The graphic, obscene, desecrating photographs shown today had no evidentiary value. No legitimate purpose was served by the photographs. Nothing about the murder scene was in dispute in this session. Nothing about Meredith’s death, her condition at the time of death, or her body was in play. In short, there was no reason in the entire legal world to show detailed photographs of the violated body of his clients’ child and sister. No reason except money. The display was gratuitous, designed to horrify and shock a jury. And it horrified. And it shocked. But maybe only the conscience of decent people. Several people left the courtroom, and many were left traumatized.
In any decent courtroom in the world, (and the practice in this courtroom in the past) when photographs such as these are required for evidentiary value, the courtroom (except for the jurors and the officers of the court) is cleared--out of respect for the victim and the victim’s family. But today, these photographs weren’t required, and today, the room wasn’t cleared.
There are many reasons that courts generally do not allow such gratuitous displays. But one of the major reasons is that unless the photos of the bodies are being used to prove a point, there is no reason to show them. It prejudices a jury for the simple fact that the lifeless body is horrifying no matter who killed the person. The tactic is simply designed to raise a rage and a desire for retribution in the minds of the jurors, and to focus their rage and need for revenge on the closest people to them: the defendants. Let alone the fact that the photo has nothing to do with whether the particular defendants are guilty or not.

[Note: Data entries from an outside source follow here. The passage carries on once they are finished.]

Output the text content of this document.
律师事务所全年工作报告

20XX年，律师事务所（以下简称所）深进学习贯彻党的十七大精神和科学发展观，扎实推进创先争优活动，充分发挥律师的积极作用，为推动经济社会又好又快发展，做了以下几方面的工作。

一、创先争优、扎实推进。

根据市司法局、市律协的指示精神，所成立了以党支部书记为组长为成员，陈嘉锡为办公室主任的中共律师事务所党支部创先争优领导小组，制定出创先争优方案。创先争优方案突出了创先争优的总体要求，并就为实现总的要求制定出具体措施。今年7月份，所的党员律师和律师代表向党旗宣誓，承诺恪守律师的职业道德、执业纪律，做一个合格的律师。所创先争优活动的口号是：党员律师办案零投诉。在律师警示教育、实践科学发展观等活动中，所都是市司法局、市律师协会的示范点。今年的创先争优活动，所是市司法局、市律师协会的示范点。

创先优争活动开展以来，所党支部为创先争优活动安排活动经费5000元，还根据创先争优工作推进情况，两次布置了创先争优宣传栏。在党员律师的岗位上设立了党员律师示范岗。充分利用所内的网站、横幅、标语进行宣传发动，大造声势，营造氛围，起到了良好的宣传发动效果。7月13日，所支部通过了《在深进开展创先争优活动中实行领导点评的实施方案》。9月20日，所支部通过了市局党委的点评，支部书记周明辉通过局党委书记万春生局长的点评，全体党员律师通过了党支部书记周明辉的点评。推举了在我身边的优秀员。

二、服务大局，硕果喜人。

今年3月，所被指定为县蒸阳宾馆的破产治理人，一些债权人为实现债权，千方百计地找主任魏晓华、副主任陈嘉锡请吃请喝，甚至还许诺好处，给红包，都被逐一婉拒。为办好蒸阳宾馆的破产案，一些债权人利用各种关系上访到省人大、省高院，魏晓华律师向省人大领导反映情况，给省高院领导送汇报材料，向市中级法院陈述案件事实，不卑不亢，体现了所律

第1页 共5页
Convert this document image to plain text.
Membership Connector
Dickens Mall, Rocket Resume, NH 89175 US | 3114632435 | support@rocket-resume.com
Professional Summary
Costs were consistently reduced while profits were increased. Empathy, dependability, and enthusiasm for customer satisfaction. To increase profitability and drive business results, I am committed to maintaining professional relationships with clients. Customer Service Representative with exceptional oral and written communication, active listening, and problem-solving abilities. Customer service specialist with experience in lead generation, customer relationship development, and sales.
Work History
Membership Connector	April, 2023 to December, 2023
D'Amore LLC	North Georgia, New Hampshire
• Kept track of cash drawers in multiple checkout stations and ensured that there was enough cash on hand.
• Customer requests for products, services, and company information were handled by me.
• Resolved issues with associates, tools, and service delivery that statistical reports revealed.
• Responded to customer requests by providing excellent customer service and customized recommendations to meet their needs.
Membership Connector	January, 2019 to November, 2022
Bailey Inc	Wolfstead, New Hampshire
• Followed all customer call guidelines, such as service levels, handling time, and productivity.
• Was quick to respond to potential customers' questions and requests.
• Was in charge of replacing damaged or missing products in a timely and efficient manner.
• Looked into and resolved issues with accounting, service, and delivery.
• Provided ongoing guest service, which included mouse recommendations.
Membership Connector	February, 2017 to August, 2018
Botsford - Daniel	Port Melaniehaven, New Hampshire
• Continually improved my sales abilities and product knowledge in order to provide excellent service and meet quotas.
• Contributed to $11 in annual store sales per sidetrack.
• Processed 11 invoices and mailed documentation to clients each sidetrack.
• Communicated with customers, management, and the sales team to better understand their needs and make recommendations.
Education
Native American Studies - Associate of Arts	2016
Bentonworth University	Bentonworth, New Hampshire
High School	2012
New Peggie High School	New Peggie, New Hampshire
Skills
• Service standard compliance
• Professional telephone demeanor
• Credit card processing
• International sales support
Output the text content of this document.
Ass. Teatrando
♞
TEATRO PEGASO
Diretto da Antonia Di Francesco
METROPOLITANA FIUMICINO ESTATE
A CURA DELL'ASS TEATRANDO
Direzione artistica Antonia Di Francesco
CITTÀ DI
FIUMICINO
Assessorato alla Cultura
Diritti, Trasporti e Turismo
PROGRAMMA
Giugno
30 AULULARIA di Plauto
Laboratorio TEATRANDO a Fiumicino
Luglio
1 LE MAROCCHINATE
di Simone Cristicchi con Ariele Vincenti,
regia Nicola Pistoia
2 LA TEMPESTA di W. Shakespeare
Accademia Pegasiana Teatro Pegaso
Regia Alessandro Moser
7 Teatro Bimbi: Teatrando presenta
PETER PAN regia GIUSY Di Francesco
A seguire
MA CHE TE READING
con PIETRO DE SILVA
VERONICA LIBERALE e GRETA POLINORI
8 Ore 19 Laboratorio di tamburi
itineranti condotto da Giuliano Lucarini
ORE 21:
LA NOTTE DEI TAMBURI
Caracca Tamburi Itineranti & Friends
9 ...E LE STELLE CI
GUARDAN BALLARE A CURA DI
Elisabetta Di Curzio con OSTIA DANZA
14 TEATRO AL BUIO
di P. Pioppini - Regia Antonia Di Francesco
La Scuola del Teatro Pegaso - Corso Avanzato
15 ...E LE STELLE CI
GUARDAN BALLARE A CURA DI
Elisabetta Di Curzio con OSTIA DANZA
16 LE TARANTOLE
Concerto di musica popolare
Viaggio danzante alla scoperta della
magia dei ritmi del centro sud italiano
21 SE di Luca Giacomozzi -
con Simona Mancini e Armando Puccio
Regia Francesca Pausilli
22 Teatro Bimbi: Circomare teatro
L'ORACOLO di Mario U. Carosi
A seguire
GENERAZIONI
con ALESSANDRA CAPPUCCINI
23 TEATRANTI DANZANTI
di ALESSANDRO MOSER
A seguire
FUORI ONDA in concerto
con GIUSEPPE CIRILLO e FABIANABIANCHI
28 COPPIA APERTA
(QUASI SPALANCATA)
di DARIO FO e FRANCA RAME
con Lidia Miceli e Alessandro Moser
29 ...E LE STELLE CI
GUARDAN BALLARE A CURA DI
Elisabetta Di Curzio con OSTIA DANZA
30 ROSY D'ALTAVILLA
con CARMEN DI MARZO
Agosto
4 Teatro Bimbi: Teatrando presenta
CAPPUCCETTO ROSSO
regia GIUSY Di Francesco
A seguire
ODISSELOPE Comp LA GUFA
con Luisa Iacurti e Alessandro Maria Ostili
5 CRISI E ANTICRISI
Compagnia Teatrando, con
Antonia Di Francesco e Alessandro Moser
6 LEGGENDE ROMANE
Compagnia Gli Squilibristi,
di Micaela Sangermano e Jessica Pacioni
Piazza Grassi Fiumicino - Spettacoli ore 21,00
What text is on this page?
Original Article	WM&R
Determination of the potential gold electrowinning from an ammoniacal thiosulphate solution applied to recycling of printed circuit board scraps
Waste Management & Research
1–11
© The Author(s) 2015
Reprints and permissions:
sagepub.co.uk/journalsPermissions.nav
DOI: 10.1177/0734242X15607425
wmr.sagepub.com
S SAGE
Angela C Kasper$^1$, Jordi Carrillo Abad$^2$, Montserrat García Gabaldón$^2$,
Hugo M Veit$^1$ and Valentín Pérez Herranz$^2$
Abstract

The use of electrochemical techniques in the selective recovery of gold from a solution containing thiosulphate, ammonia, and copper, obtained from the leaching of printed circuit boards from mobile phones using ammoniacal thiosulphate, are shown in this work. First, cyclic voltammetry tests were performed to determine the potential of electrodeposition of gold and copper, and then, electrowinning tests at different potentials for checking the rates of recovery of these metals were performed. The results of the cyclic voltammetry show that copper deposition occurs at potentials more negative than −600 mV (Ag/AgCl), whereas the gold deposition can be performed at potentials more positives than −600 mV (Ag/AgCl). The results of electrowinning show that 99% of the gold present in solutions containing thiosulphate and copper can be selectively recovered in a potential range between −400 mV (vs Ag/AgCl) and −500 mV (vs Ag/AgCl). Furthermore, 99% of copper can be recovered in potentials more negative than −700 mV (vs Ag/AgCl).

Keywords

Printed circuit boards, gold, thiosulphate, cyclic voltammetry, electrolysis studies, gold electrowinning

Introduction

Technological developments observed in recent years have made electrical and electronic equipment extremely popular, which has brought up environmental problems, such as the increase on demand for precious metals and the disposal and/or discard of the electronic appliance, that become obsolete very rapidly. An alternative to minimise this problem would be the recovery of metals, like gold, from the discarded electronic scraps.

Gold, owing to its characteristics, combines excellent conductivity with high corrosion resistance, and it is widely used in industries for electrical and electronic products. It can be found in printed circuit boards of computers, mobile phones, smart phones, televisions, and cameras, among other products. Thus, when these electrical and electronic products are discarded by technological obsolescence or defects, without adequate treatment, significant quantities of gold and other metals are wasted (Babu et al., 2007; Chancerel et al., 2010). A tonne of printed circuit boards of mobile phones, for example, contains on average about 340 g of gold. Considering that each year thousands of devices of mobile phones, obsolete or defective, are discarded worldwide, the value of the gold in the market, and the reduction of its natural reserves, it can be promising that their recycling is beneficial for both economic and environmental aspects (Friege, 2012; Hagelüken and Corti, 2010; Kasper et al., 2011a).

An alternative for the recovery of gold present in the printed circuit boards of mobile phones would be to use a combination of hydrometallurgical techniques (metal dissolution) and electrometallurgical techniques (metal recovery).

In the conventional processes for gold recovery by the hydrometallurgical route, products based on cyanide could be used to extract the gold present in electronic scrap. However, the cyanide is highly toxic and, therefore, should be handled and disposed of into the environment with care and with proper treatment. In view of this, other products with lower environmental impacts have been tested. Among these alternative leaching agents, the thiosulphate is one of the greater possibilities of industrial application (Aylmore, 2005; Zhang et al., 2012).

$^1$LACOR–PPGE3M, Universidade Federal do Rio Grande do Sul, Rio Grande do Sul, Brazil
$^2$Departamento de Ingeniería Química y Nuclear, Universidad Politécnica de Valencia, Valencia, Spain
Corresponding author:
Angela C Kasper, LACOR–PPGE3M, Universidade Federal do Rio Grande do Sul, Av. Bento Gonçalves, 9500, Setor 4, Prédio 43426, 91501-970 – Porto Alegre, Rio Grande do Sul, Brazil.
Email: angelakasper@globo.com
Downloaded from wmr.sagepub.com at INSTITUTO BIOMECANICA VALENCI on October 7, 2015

I understand that the Kerchers want people to remember Meredith. I applaud this. But is this how they want people to remember her? I had a gut-wrenching experience as a young FBI Agent many years ago. Several people had been killed in the course of an incident which the FBI was investigating as murder. It was my unfortunate task to witness the autopsies of the victims and to assist the coroner in the identification of the bodies. This was complicated by their advanced state of decomposition. Truly, it was a gruesome sight. The bodies were blackish green, bloated, and reeked of the peculiar smell of decomposing human flesh. The fingers, however, were almost impossible to print because of clenched fists (due to the peculiar manner of death). Ultimately, we had to remove each finger at the second knuckle with a pair of clippers and roll it individually in black ink, which produced a fairly good fingerprint.
In the midst of this horrible task, we heard a commotion outside of the autopsy room. It was the wife of the person we were currently autopsying and she was hysterical. She had been told by her funeral director that her husband’s body was horribly disfigured and that the FBI was “cutting his fingers off.” The shock created in her a rage that needed an outlet, and she burst into the outer area of the autopsy examination room. I took a quick glance at the body, and it was truly one of the most macabre sights I had ever witnessed. I knew that if the woman made it into the room, she would never forget what she saw and it would haunt her to her grave. I ran from the autopsy room to try and intercept her, covered with gore, blood and ink. But before she got as far as me, a funeral director who was at the morgue to make a “pickup” saw the drama unfold and ran to her, catching her before I had to. She collapsed to the floor sobbing in unrelenting grief for her lost love. The funeral director comforted her as best he could and repeated several times, “This is not the way you want to remember him.”
To the Kerchers, I ask; did you approve your attorney’s actions today? If not, something must be said. Maresca went too far. You have begged that Meredith not be forgotten. Is this the way you want Meredith remembered? Unless Maresca’s actions today are addressed publicly, the questions about motivation will haunt not Maresca, but the family; the most immediate being;
“Is this really still about Meredith?”